Others like The Creature From the Black Lagoon are merely B-flicks, but equally fun, although most are mere variations on the same theme. A lot have that gluey righteousness about them - human science creates/unleases a monster that would have remained dormant if we didn't open the doors of exploration. Many end with that sort of saccharine statement about there being places science should not go. Morality fables with monsters. Yawn...

Roger Corman combined monsters and horror in a few of his movies - my fav being the Attack of the Giant Crab Monsters. Most aren't very frightening but some have a cachet as good B-flicks. He had some skills as a director of this genre.

King Kong remains one of my favourite films of all time, but the remakes have all been drearily overdone and bloated. It its day, King Kong was a masterpiece of special effects. Peter Jackson took a tightly crafted, action-packed 90-minute plot and stretched it to three hours of repetitive chase scenes and excessive computer animation, adding scenes thew original director cut, making it one of the dullest movies I've ever seen. His casting of Jack Black as the director was such a poor choice it still makes me wince. It belongs in the Wal-Mart 2 for $5 bin.

The remake of Godzilla was fun, and despite the New York setting was in keeping with the spirit of the original. Not as campy, but well-paced and lots of action.

Dracula flicks were made into campy blod-splattered horror in the 50s and 60s with actors like Christopher Lee, and that eventually spawned today's massive - and massively silly - vampire TV shows.
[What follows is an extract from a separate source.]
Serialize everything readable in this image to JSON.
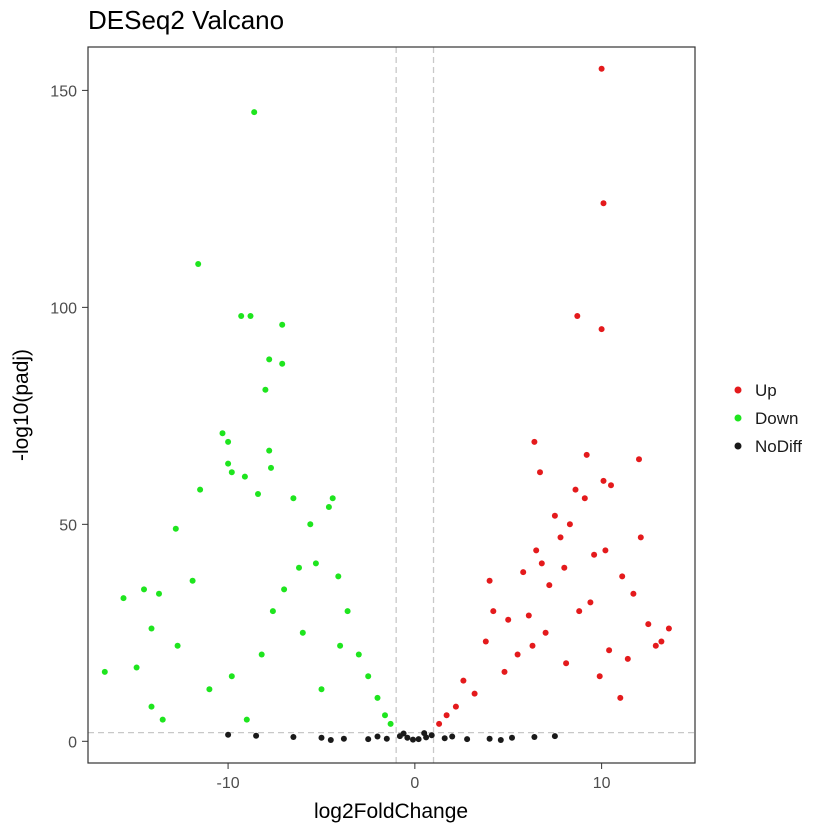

Monster movies can be fun. Today's slasher films with their focus on torture, mutilation, vivisection and so on may delight the sociopaths and psychopaths but not me. Who enjoys watching people being hurt?
 
Interesting, about "The Haunting of Hill House". That was frightening back when it came out. I watched it again recently, and nothing happens except that bulging door...
Watch it again. It's subtle and understated, using lighting, camera angles and sound to create a mood of suspense, and terror. Many things happen, but they're not brash or exciting. The wallpaper scene, the cold spot, the creaking spiral staircase... all marvellously crafted. Most American movies of this genre take a chainsaw approach to mood and use big, loud and coarse effects. This one uses a scalpel. Deft strokes, small slices, carefully paced scenes, the mood built one small step at a time. It's Hitchcockian in its craftsmanship.

It's crafted without any of the special effects that directors use as crutches today. There are no moments when the actors don't have to act: they can't just run from some green-screen monster or wait to react to the predictable hand-with-knife through the door scene. This is a film that was done with immaculate care. It's not meant to shock but rather to make the audience think about the potential, to question his or her assumptions.

This is like a fine, 40-year-old wine of impeccable vintage, compared to the mass-produced fermented-cardboard Miller lite of most modern horror flicks.
 
The Haunting of Hill House is a masterpiece of the genre.
 
I just watched Insidious last night, and it was pretty creepy, and imo, had a pretty interesting story as well, I would recommend it.